Compiling tagsoup with optimizations loops infinitely on HEAD
Compiling the tagsoup-0.14.8
library on GHC HEAD (commit ad44b504) causes an infinite loop (or possibly just exponential compile times). Here is a standalone version of the module from tagsoup
that blows up compile times:
{-# LANGUAGE RecordWildCards, PatternGuards #-}
module Text.HTML.TagSoup.Specification(dat) where
-- Code taken from the tagsoup library, which is BSD-3-licensed.
import Data.Char (isAlpha, isAlphaNum, isDigit, toLower)

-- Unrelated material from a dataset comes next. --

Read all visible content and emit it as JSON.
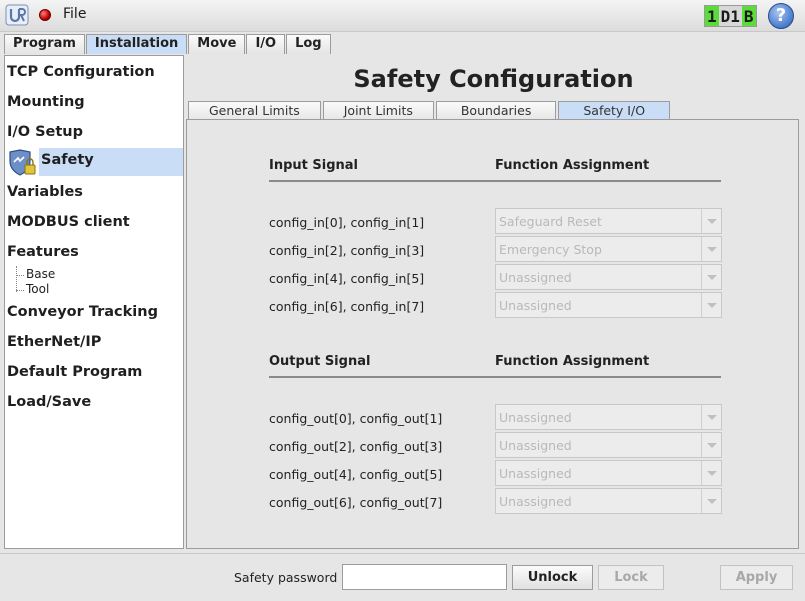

-- We make some generalisations:
-- <!name is a valid tag start closed by >
-- <?name is a valid tag start closed by ?>
-- </!name> is a valid closing tag
-- </?name> is a valid closing tag
-- <a "foo"> is a valid tag attibute in ! and ?, i.e missing an attribute name
-- We also don't do lowercase conversion
-- Entities are handled without a list of known entity names
-- We don't have RCData, CData or Escape modes (only effects dat and tagOpen)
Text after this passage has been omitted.